“If you want to run, run a mile. If you want to experience a different life, run a marathon.” — Emil Zatopek
Hubby Patrick is heading down the road to experiencing a different life as a distance runner. He signed up for a Fourth of July 10k, bought some running shoes, and started running. After a month, he was running six miles in an hour. But his shins were hurting. It got to the point where he couldn’t walk around the house, much less take a run. I found out that Patrick’s is a common story.
“A shin splint is really just a catch-all word to describe pain in the lower leg, below the knee,” explained Dr. Victor Runco, ultra-marathoner and owner of San Diego Running Institute (619-265-7374; sdri.net). “Shin splints is [a term] used to describe pain on the inside of the leg, the outside of the leg, or the front of the leg. The most common type is a condition named posterior tibialis tendonitis. When it is on the medial side, the inside of the leg, the actual muscle inflamed is called the posterior tibialis and it is usually a tendonitis. The tendon gets inflamed from repetitive use. The problem is it can progress to where the bone actually becomes inflamed: periostitis. Or the person can start off with a stress fracture that gets misdiagnosed as shin splints.”
Who is prone to getting this type of injury?
“You’ll see this injury in somebody who takes up running, a newbie. You see it a lot in military recruits. You don’t generally see shin splints in an experienced runner. It is as if you never worked out with weights and I sent you into the gym and said, ‘I am going to have you do 5000 of these curls. You would get tendonitis in your arm.
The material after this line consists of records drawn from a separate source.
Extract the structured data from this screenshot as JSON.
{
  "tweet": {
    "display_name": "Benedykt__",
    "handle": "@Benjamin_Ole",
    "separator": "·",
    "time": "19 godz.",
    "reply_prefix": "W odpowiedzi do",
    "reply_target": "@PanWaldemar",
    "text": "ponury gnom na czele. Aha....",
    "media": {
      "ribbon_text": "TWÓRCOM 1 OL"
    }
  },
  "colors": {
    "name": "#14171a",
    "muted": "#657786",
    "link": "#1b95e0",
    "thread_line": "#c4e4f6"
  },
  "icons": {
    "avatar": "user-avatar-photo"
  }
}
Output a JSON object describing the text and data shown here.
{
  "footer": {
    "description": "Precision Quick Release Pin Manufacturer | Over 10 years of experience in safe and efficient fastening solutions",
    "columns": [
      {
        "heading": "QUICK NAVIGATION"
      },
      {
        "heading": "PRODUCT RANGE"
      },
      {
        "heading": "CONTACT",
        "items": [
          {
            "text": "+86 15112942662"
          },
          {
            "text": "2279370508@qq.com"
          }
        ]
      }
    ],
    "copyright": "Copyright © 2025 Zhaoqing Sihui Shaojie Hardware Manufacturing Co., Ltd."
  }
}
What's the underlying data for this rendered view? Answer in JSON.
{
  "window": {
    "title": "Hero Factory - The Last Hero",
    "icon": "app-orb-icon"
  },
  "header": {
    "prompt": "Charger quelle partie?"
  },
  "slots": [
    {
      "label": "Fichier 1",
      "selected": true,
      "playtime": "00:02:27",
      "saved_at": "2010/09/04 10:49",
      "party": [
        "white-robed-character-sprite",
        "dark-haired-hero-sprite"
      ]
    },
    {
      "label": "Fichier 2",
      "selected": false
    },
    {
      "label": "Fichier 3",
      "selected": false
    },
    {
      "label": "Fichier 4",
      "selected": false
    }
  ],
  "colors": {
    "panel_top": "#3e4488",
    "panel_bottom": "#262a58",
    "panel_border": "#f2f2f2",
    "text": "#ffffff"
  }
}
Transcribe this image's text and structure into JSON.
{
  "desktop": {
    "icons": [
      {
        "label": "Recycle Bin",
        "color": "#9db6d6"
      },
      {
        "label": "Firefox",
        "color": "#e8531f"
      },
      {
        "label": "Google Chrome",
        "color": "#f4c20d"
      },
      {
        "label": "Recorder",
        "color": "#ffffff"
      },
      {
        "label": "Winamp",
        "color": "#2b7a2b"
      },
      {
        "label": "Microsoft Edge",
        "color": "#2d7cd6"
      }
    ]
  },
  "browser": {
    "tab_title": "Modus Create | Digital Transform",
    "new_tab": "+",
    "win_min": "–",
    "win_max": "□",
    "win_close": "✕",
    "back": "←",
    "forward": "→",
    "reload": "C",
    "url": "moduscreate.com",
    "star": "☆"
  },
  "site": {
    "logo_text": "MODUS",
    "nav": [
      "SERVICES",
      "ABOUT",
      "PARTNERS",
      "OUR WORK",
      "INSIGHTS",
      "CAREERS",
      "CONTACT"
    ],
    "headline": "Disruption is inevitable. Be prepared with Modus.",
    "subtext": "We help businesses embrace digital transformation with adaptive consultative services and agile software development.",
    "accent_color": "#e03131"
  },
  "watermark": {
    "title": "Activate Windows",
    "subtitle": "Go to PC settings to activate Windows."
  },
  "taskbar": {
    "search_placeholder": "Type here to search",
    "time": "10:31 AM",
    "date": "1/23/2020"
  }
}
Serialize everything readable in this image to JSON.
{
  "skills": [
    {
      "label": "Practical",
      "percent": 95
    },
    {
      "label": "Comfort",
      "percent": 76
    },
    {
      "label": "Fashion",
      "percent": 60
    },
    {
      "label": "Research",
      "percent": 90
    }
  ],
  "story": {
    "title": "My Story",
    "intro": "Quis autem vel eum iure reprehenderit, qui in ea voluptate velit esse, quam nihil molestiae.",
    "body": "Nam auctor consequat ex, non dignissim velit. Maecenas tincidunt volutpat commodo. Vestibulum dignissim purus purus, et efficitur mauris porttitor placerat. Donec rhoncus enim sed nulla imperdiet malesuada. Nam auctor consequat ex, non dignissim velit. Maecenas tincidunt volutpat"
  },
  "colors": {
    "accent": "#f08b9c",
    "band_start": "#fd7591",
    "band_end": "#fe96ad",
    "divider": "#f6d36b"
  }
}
People never really consider running the same way. But, let’s say you run a mile and your foot hits the ground about a 1000 times; that’s 1000 repetitions. Nobody in their right mind who has never done exercise before goes and does it 1000 times.”
Does foot structure play a part?
“It’s not necessarily only a flat foot that would be predisposed to it, but somebody with an extremely high arch as well. So, the closer you are to that sort of perfect-shaped foot, [the less prone you are to injuries].”
What symptoms should runners look for?
“The best thing to do is to listen to your body. If you are running and you are having pain when you run and the pain is getting worse, that’s a good sign to stop. When the next day you are limping, that’s a really good time to stop.... If you put your hand over a hot stove, you pull it away. You don’t ice your hand and do it again.”
Runco pointed out an exception to the pain rule. “If somebody says, ‘It hurts when I run, but as I run it sort of warms up and goes away,’ and they say it is fine after they run and the next day, that is usually somebody’s body adapting, and that is okay.”
When should they resume exercising?
“They should definitely take a step back; nothing should hurt, and they should start by following a program. They can find specialty sites online. The San Diego Running Institute has a running club through the YMCA, and they get a lot of runners who never ran at all, and within four or five months they take them to the Rock and Roll Marathon and they complete it. Because they follow a slow, steady progression. We like to refer to it as the 10 percent rule, meaning don’t increase your mileage by more than 10 percent in any given week.”
Do stretching and shoes play a part?
“Stretching will never prevent shin splints, but shoes can be important. Getting a proper-fitting shoe that is made for running is important. In San Diego we have three shoe stores that are well known: Road Runner Sports, San Diego Running Institute, and Movin Shoes. They each do measuring and testing to try to help the person be in the right shoe.”
What about bracing?
“You have heard of the sports-injury mnemonic RICE: rest, ice, compression, elevation. There is a lot of bracing out there for sports injuries that provide compression to the muscle. They can be helpful. I am hesitant to recommend it to somebody because it’s not really fixing the problem. You never want to rely on a brace.”
Patrick’s old friend Joe, a self-described “tub-of-goo-turned-marathon-runner,” sent my man race-day advice. “Keep in mind,” he warned, “you’ll be really amped on race day and will likely run at least a minute faster per mile than during training due to the adrenaline rush. There is strategy involved in a journey of 6.2 miles; you must run your own race. Don’t let the jackrabbits pull you into too fast of a pace the first half and thereby shoot your chances for a strong finish. It’s a delicate balance, but every runner dreads bonking and feeling like crap while crossing the finish line at more of a walk than run. The fastest times you’ll ever run is when you have negative splits: you run the second half faster than the first half. Once you scale up to a 10k level, it is easy to maintain and stay feeling great and injury-free. Getting there is the hard part. There is nothing like the rush after a good run. Watch out, it can be habit forming!”